> i can only make comments about fragments like this but i cant address  
> your full design issue since you havent supplied a fully working  
> illustration of what it is youre trying to do.


the daemon: http://dpaste.com/hold/27089/
and required utils.py modele: http://dpaste.com/hold/27092/

it was running with revision 3863

> the biggest issue I  
> can see is that the code seems to have a weak notion of explicit  
> transaction boundaries...its opening many sessions, one per thread  
> (since youre using scoped_session), and just keeping them opened, with  
> just one commit() when a delete is issued and thats it.

How to open one session for all threads ? Using Lock with inserts/
updates should help in this case, right ?

> addtionally, youre  
> issuing some SQL directly to the database without notifying the  
> session about objects which may have been removed;

> youre executing a SQL statement through sess.execute() but that has no  
> effect on the User object stored in the session..plain SQL executes  
> dont refresh or expire anything thats currently present in the  
> session.  when you commit(), the underlying flush() apparently is  
> hitting that user, or perhaps a different one, and attempting to  
> update it.

I was trying to represent this SQL statement in ORM: "DELETE FROM
fs_file WHERE path='/' and user_id=<theone.id>". If I'd need to delete
user I'll use session.query.delete(user), indeed. But how to perform
writing operations in proper way then, without execute() ? I was
looking, thinking, asking and thinking again but came to nithing yet )

> locking youre doing doesnt have much effect here, without more context  
> it seems like its not needed and is just adding to the confusion.

I was thinking it will exclude few doubtfull assumption from my
inspection list.


> Its possible that you'd benefit here from using explciit transactions,  
> so that you dont need to be dependent on the Session in order to  
> commit raw SQL which youve executed.  You can begin() and commit()  
> transactions using an Engine or a Connection...such as:
>
> conn = db.connect()
> trans = conn.begin()
> session = Session(bind=conn)
> # do stuff with the conn, do stuff with session
> trans.commit()


But I see that sqlalchemy beginning transaction anyway

> Transactions should be opened and closed for individual groups of  
> operations.  For example, if your "arrange" thread starts up, performs  
> some work, and then completes, it should be opening a transaction and/
> or Session

session != transaction ? the difference between them is presence in
session of cache ?

> strategy="threadlocal" are more than likely confusing the issue.    
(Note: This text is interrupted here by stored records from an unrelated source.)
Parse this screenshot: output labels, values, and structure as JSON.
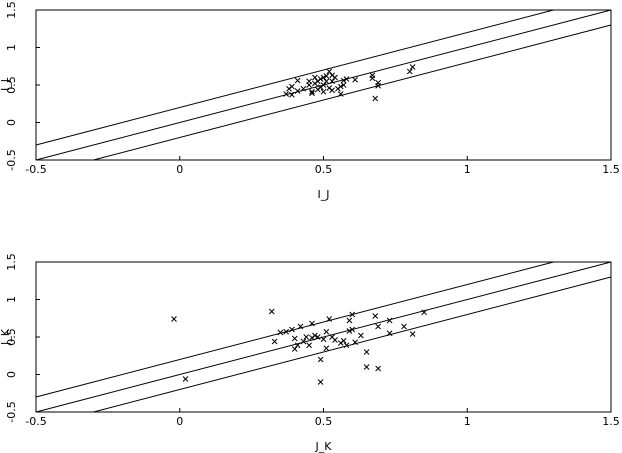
{
  "chart_data": [
    {
      "type": "scatter",
      "xlabel": "I_J",
      "ylabel": "I_J",
      "color": "#000000",
      "marker": "x",
      "xlim": [
        -0.5,
        1.5
      ],
      "ylim": [
        -0.5,
        1.5
      ],
      "xticks": [
        -0.5,
        0,
        0.5,
        1,
        1.5
      ],
      "yticks": [
        -0.5,
        0,
        0.5,
        1,
        1.5
      ],
      "lines": [
        {
          "x": [
            -0.5,
            1.3
          ],
          "y": [
            -0.3,
            1.5
          ]
        },
        {
          "x": [
            -0.5,
            1.5
          ],
          "y": [
            -0.5,
            1.5
          ]
        },
        {
          "x": [
            -0.3,
            1.5
          ],
          "y": [
            -0.5,
            1.3
          ]
        }
      ],
      "points": {
        "x": [
          0.37,
          0.38,
          0.39,
          0.39,
          0.41,
          0.41,
          0.43,
          0.45,
          0.45,
          0.46,
          0.46,
          0.47,
          0.47,
          0.48,
          0.48,
          0.49,
          0.49,
          0.5,
          0.5,
          0.5,
          0.51,
          0.51,
          0.52,
          0.52,
          0.53,
          0.53,
          0.53,
          0.54,
          0.55,
          0.56,
          0.56,
          0.57,
          0.57,
          0.58,
          0.61,
          0.67,
          0.67,
          0.68,
          0.69,
          0.69,
          0.8,
          0.81
        ],
        "y": [
          0.38,
          0.45,
          0.48,
          0.37,
          0.42,
          0.56,
          0.45,
          0.55,
          0.5,
          0.41,
          0.39,
          0.6,
          0.52,
          0.55,
          0.44,
          0.58,
          0.47,
          0.6,
          0.41,
          0.5,
          0.55,
          0.62,
          0.68,
          0.46,
          0.63,
          0.55,
          0.43,
          0.6,
          0.45,
          0.48,
          0.38,
          0.56,
          0.5,
          0.58,
          0.57,
          0.63,
          0.59,
          0.32,
          0.53,
          0.49,
          0.68,
          0.74
        ]
      }
    },
    {
      "type": "scatter",
      "xlabel": "J_K",
      "ylabel": "J_K",
      "color": "#000000",
      "marker": "x",
      "xlim": [
        -0.5,
        1.5
      ],
      "ylim": [
        -0.5,
        1.5
      ],
      "xticks": [
        -0.5,
        0,
        0.5,
        1,
        1.5
      ],
      "yticks": [
        -0.5,
        0,
        0.5,
        1,
        1.5
      ],
      "lines": [
        {
          "x": [
            -0.5,
            1.3
          ],
          "y": [
            -0.3,
            1.5
          ]
        },
        {
          "x": [
            -0.5,
            1.5
          ],
          "y": [
            -0.5,
            1.5
          ]
        },
        {
          "x": [
            -0.3,
            1.5
          ],
          "y": [
            -0.5,
            1.3
          ]
        }
      ],
      "points": {
        "x": [
          -0.02,
          0.02,
          0.32,
          0.33,
          0.35,
          0.37,
          0.39,
          0.4,
          0.4,
          0.41,
          0.42,
          0.43,
          0.44,
          0.45,
          0.46,
          0.46,
          0.47,
          0.48,
          0.49,
          0.49,
          0.5,
          0.51,
          0.51,
          0.52,
          0.53,
          0.54,
          0.56,
          0.57,
          0.58,
          0.59,
          0.59,
          0.6,
          0.6,
          0.61,
          0.63,
          0.65,
          0.65,
          0.68,
          0.69,
          0.69,
          0.73,
          0.73,
          0.78,
          0.81,
          0.85
        ],
        "y": [
          0.74,
          -0.06,
          0.84,
          0.44,
          0.56,
          0.57,
          0.6,
          0.34,
          0.48,
          0.39,
          0.64,
          0.44,
          0.5,
          0.39,
          0.68,
          0.49,
          0.52,
          0.5,
          0.2,
          -0.1,
          0.47,
          0.57,
          0.35,
          0.74,
          0.5,
          0.46,
          0.42,
          0.45,
          0.39,
          0.58,
          0.72,
          0.8,
          0.6,
          0.43,
          0.52,
          0.3,
          0.1,
          0.78,
          0.64,
          0.08,
          0.55,
          0.72,
          0.64,
          0.54,
          0.83
        ]
      }
    }
  ]
}
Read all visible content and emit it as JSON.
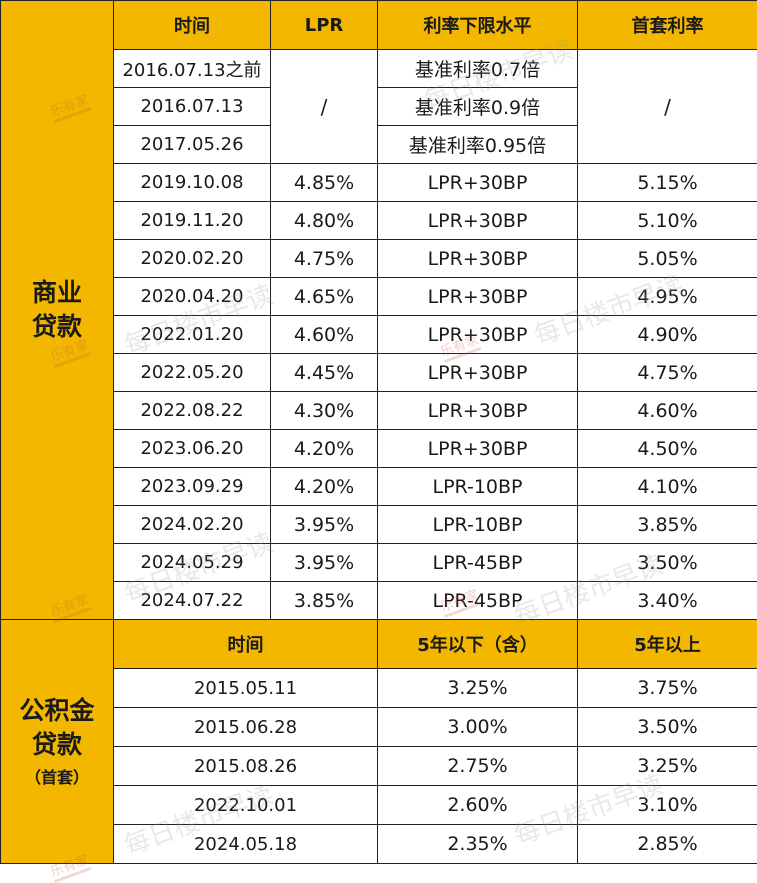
{
  "table": {
    "header": {
      "time": "时间",
      "lpr": "LPR",
      "floor": "利率下限水平",
      "first_rate": "首套利率"
    },
    "commercial_label": [
      "商业",
      "贷款"
    ],
    "early_rows": [
      {
        "date": "2016.07.13之前",
        "floor": "基准利率0.7倍"
      },
      {
        "date": "2016.07.13",
        "floor": "基准利率0.9倍"
      },
      {
        "date": "2017.05.26",
        "floor": "基准利率0.95倍"
      }
    ],
    "early_lpr": "/",
    "early_first_rate": "/",
    "lpr_rows": [
      {
        "date": "2019.10.08",
        "lpr": "4.85%",
        "floor": "LPR+30BP",
        "rate": "5.15%"
      },
      {
        "date": "2019.11.20",
        "lpr": "4.80%",
        "floor": "LPR+30BP",
        "rate": "5.10%"
      },
      {
        "date": "2020.02.20",
        "lpr": "4.75%",
        "floor": "LPR+30BP",
        "rate": "5.05%"
      },
      {
        "date": "2020.04.20",
        "lpr": "4.65%",
        "floor": "LPR+30BP",
        "rate": "4.95%"
      },
      {
        "date": "2022.01.20",
        "lpr": "4.60%",
        "floor": "LPR+30BP",
        "rate": "4.90%"
      },
      {
        "date": "2022.05.20",
        "lpr": "4.45%",
        "floor": "LPR+30BP",
        "rate": "4.75%"
      },
      {
        "date": "2022.08.22",
        "lpr": "4.30%",
        "floor": "LPR+30BP",
        "rate": "4.60%"
      },
      {
        "date": "2023.06.20",
        "lpr": "4.20%",
        "floor": "LPR+30BP",
        "rate": "4.50%"
      },
      {
        "date": "2023.09.29",
        "lpr": "4.20%",
        "floor": "LPR-10BP",
        "rate": "4.10%"
      },
      {
        "date": "2024.02.20",
        "lpr": "3.95%",
        "floor": "LPR-10BP",
        "rate": "3.85%"
      },
      {
        "date": "2024.05.29",
        "lpr": "3.95%",
        "floor": "LPR-45BP",
        "rate": "3.50%"
      },
      {
        "date": "2024.07.22",
        "lpr": "3.85%",
        "floor": "LPR-45BP",
        "rate": "3.40%"
      }
    ],
    "provident_label": [
      "公积金",
      "贷款"
    ],
    "provident_sub": "（首套）",
    "provident_header": {
      "time": "时间",
      "under5": "5年以下（含）",
      "over5": "5年以上"
    },
    "provident_rows": [
      {
        "date": "2015.05.11",
        "under5": "3.25%",
        "over5": "3.75%"
      },
      {
        "date": "2015.06.28",
        "under5": "3.00%",
        "over5": "3.50%"
      },
      {
        "date": "2015.08.26",
        "under5": "2.75%",
        "over5": "3.25%"
      },
      {
        "date": "2022.10.01",
        "under5": "2.60%",
        "over5": "3.10%"
      },
      {
        "date": "2024.05.18",
        "under5": "2.35%",
        "over5": "2.85%"
      }
    ]
  },
  "watermark": {
    "text": "每日楼市早读",
    "logo": "乐有家"
  }
}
removed. In fact cannot say that clearly understand what it does

> scoped_session is going to accumulate sessions for every thread, even  
> if that thread has died out, which will certainly cause memory to grow  
> unbounded if you keep creating new threads.  it would probably be  
> cleaner to have each arrange() thread keep track of its own Session  
> and transaction, which are disposed of when the thread completes.

Thanks for the idea, I'll try to elaborate.